Worse, workers were pressured to work so much overtime and for so many days on end that, Faulkner says, accidents in the warehouse were common. “The least you ever worked was 12 hour days, and it was frequently 16. I saw one guy cut off a couple of his toes in the machinery. There was so much blood on the floor, but they just gave him a little award for working every day straight for a month.” As in many companies today, Whole Foods has preferred to have fewer employees working many more hours than to have to hire more staffers, which would result in higher costs overall. “They would threaten your job if you didn’t work 16 hours, and they put a lot of pressure on you to come in on your days off. I once passed out in the freezer from exhaustion.” If the chickens the store sold were treated in this way, Whole Foods co-CEO John Mackey would likely protest. Whole Foods did not respond to repeated requests for comment.
If you’re wondering why Trish Kahle couldn’t see a doctor, take a good look at Whole Foods’ employee health insurance, where the individual deductible, Faulkner said, was $4500 after the Affordable Care Act went into effect. (Employees at other locations have cited deductibles ranging from $3500 to $5000.) As a result, according to Faulkner and other workers, very few employees opt to use the coverage. (Whole Foods does offer health savings accounts to workers, and those who been at the company 10 years or more can opt for a better insurance plan with a lower deductible.)
In June, the New York City Department of Consumer Affairs announced that Whole Foods had been routinely overcharging its customers at all locations in the city. “New Yorkers who shop at Whole Foods have a good chance of being overcharged,” the Department of Consumer Affairs’ Abigail Lootens told GCN. In DCA’s investigation, 80 different types of prepackaged goods (from baked goods to nuts to meat, cheese, and seafood) were found to have packages with wildly overstated weights.

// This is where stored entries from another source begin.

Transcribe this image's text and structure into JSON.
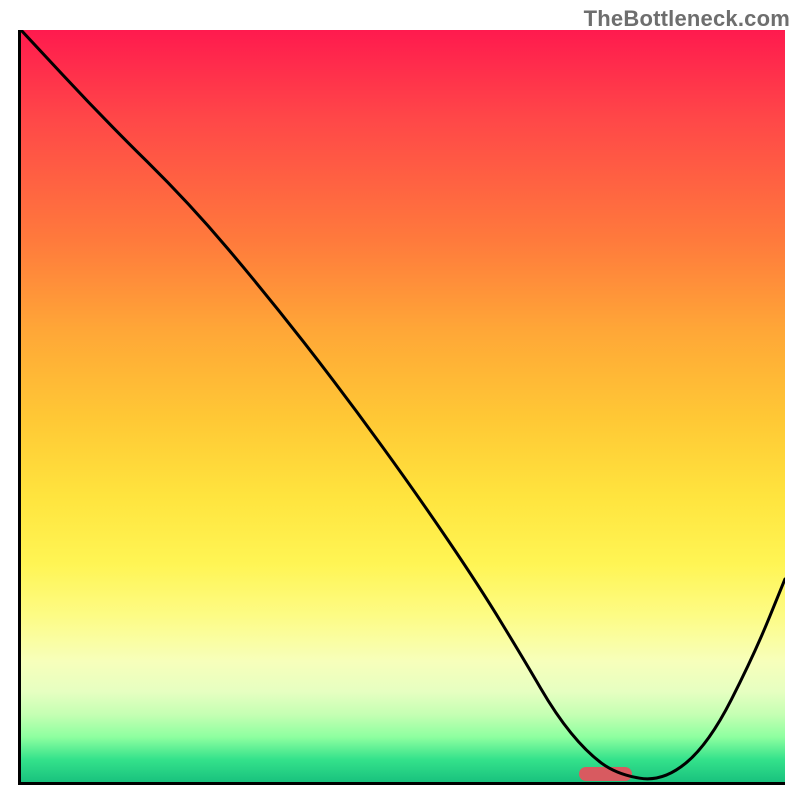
{
  "watermark": "TheBottleneck.com",
  "chart_data": {
    "type": "line",
    "title": "",
    "xlabel": "",
    "ylabel": "",
    "xlim": [
      0,
      100
    ],
    "ylim": [
      0,
      100
    ],
    "grid": false,
    "legend": false,
    "background_gradient": {
      "stops": [
        {
          "pos": 0,
          "color": "#ff1a4e"
        },
        {
          "pos": 12,
          "color": "#ff4848"
        },
        {
          "pos": 28,
          "color": "#ff7a3c"
        },
        {
          "pos": 40,
          "color": "#ffa737"
        },
        {
          "pos": 52,
          "color": "#ffc935"
        },
        {
          "pos": 62,
          "color": "#ffe43e"
        },
        {
          "pos": 71,
          "color": "#fff554"
        },
        {
          "pos": 78,
          "color": "#fdfc86"
        },
        {
          "pos": 84,
          "color": "#f7ffbb"
        },
        {
          "pos": 88,
          "color": "#e6ffc1"
        },
        {
          "pos": 91,
          "color": "#c5ffb3"
        },
        {
          "pos": 94,
          "color": "#8effa0"
        },
        {
          "pos": 97,
          "color": "#34e28b"
        },
        {
          "pos": 100,
          "color": "#19c27e"
        }
      ]
    },
    "series": [
      {
        "name": "bottleneck-curve",
        "color": "#000000",
        "x": [
          0,
          11,
          22,
          32,
          42,
          52,
          60,
          66,
          70,
          74,
          78,
          84,
          90,
          96,
          100
        ],
        "y": [
          100,
          88,
          77,
          65,
          52,
          38,
          26,
          16,
          9,
          4,
          1,
          0,
          5,
          17,
          27
        ]
      }
    ],
    "marker": {
      "name": "optimum-range",
      "color": "#d85a60",
      "x_start": 73,
      "x_end": 80,
      "y": 0
    },
    "axes_visible": {
      "left": true,
      "bottom": true,
      "ticks": false,
      "tick_labels": false
    }
  }
}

The lowest was an $.80 overcharge for a package of pecan panko, and the highest was an overcharge of $14.84 for a pack of coconut shrimp.
Journalist Tracie McMillan, who has covered the economics of Whole Foods extensively for Slate and the Food and Environment Reporting Network, says the systematic overcharging may be a result of “Whole Foods as a company having a culture of, ‘They’ll pay it! It’s fine!’ ” But as economist Richard Wolff suggests, many of us are taking on further debt – for things exactly like overpriced coconut shrimp – in order to keep up with a lifestyle we imagine “normal” people can pay for.
Longtime New York State environmental activist Laura Haight says, “The bottom line is, Whole Foods is a big business. They don’t care about us.”